I'll admit that, at the outset, going to the movies had more to do with voices in my head telling me to go to the theater and await further instruction. But that was before I saw "300." I know many found it to be little more than a shallow paean to violence and the homoerotic charm of sandals. For me, though, it was something different. Namely, 117 minutes spent not committing a crime. And you know what? It felt good.
So after talking it over with my parole officer, I decided to begin spending evenings at the multiplex instead of obsessively doing squat-thrusts and searching the Internet for the whereabouts of high school classmates I remember as less than kind.
I began my own hero's journey. And things began to change.
First, I looked for films that simply sounded as if they might offer catharsis. I rooted for Mark Wahlberg to clear his good name in "Shooter." And did I shoot anyone while I was watching it? No one.

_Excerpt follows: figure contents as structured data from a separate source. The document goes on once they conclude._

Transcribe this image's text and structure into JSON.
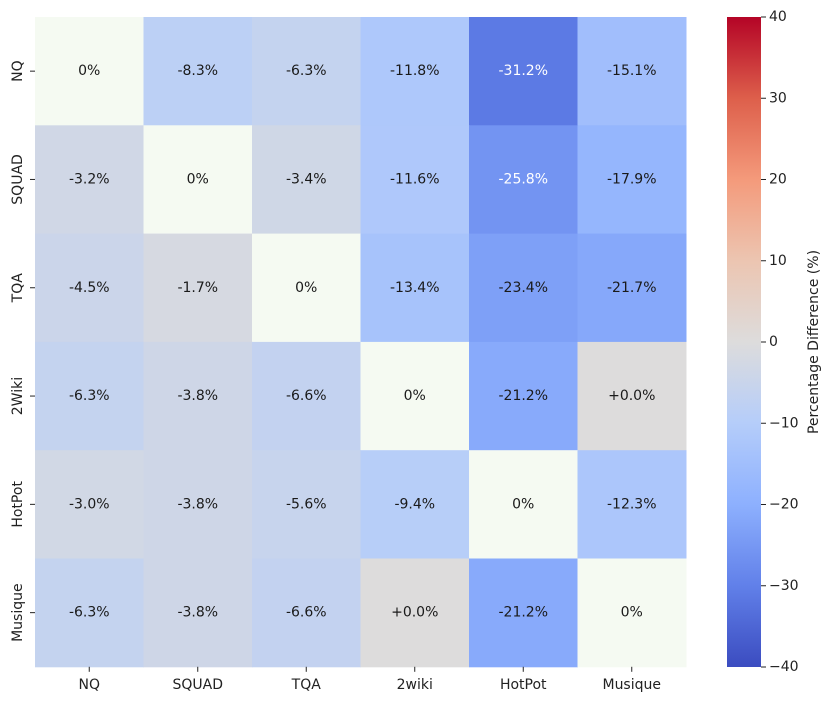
{
  "chart_data": {
    "type": "heatmap",
    "title": "",
    "xlabel": "",
    "ylabel": "",
    "x_categories": [
      "NQ",
      "SQUAD",
      "TQA",
      "2wiki",
      "HotPot",
      "Musique"
    ],
    "y_categories": [
      "NQ",
      "SQUAD",
      "TQA",
      "2Wiki",
      "HotPot",
      "Musique"
    ],
    "values": [
      [
        0,
        -8.3,
        -6.3,
        -11.8,
        -31.2,
        -15.1
      ],
      [
        -3.2,
        0,
        -3.4,
        -11.6,
        -25.8,
        -17.9
      ],
      [
        -4.5,
        -1.7,
        0,
        -13.4,
        -23.4,
        -21.7
      ],
      [
        -6.3,
        -3.8,
        -6.6,
        0,
        -21.2,
        0.0
      ],
      [
        -3.0,
        -3.8,
        -5.6,
        -9.4,
        0,
        -12.3
      ],
      [
        -6.3,
        -3.8,
        -6.6,
        0.0,
        -21.2,
        0
      ]
    ],
    "cell_labels": [
      [
        "0%",
        "-8.3%",
        "-6.3%",
        "-11.8%",
        "-31.2%",
        "-15.1%"
      ],
      [
        "-3.2%",
        "0%",
        "-3.4%",
        "-11.6%",
        "-25.8%",
        "-17.9%"
      ],
      [
        "-4.5%",
        "-1.7%",
        "0%",
        "-13.4%",
        "-23.4%",
        "-21.7%"
      ],
      [
        "-6.3%",
        "-3.8%",
        "-6.6%",
        "0%",
        "-21.2%",
        "+0.0%"
      ],
      [
        "-3.0%",
        "-3.8%",
        "-5.6%",
        "-9.4%",
        "0%",
        "-12.3%"
      ],
      [
        "-6.3%",
        "-3.8%",
        "-6.6%",
        "+0.0%",
        "-21.2%",
        "0%"
      ]
    ],
    "diagonal_color": "#f5faf2",
    "colormap": "coolwarm",
    "colorbar": {
      "label": "Percentage Difference (%)",
      "range": [
        -40,
        40
      ],
      "ticks": [
        40,
        30,
        20,
        10,
        0,
        -10,
        -20,
        -30,
        -40
      ],
      "tick_labels": [
        "40",
        "30",
        "20",
        "10",
        "0",
        "−10",
        "−20",
        "−30",
        "−40"
      ]
    }
  }
}
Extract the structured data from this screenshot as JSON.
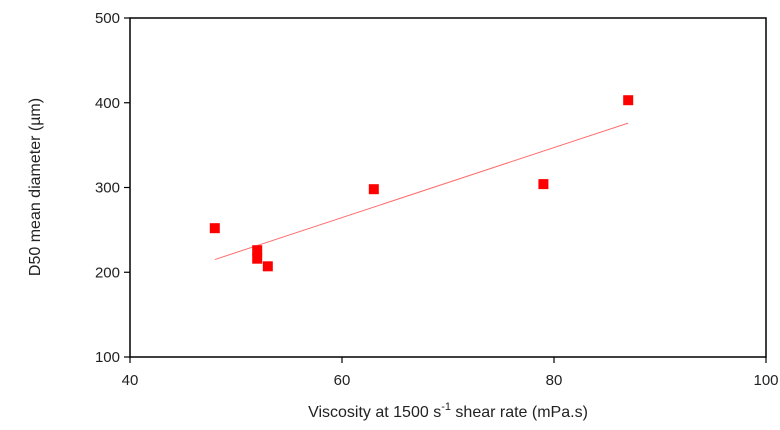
{
  "chart_data": {
    "type": "scatter",
    "xlabel_parts": {
      "before": "Viscosity at 1500 s",
      "superscript": "-1",
      "after": " shear rate (mPa.s)"
    },
    "ylabel": "D50 mean diameter (µm)",
    "xlim": [
      40,
      100
    ],
    "ylim": [
      100,
      500
    ],
    "x_ticks": [
      40,
      60,
      80,
      100
    ],
    "y_ticks": [
      100,
      200,
      300,
      400,
      500
    ],
    "grid": false,
    "marker_color": "#ff0000",
    "trendline_color": "#ff6b6b",
    "series": [
      {
        "points": [
          {
            "x": 48,
            "y": 252
          },
          {
            "x": 52,
            "y": 226
          },
          {
            "x": 52,
            "y": 216
          },
          {
            "x": 53,
            "y": 207
          },
          {
            "x": 63,
            "y": 298
          },
          {
            "x": 79,
            "y": 304
          },
          {
            "x": 87,
            "y": 403
          }
        ]
      }
    ],
    "trendline": {
      "x": [
        48,
        87
      ],
      "y": [
        215,
        376
      ]
    }
  }
}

I admit I assumed Will Ferrell's "Blades of Glory" was a tale of a man who loved knives, and for a second I considered taking out my disappointment on society as a whole. But I began to laugh, and the idea of roaming the streets with my own "blade of glory" started to seem, well, silly.
Summer came, and I took in the blockbusters -- generally disappointing, but by then I'd developed a taste for faux butter topping and Hot Tamales (yes, together!).
In the fall, things improved. "The Assassination of Jesse James by the Coward Robert Ford" was riveting (and I found the character of Ford to be rather sympathetic. Take another look). "Michael Clayton" left me outraged at corporate malfeasance, but not enough to exact my own brand of revenge.
I didn't really get "Atonement." "Juno" was cute. Most disappointing, though, was "There Will Be Blood." Three words: not enough blood.
Zev Borow is a staff writer on NBC's "Chuck."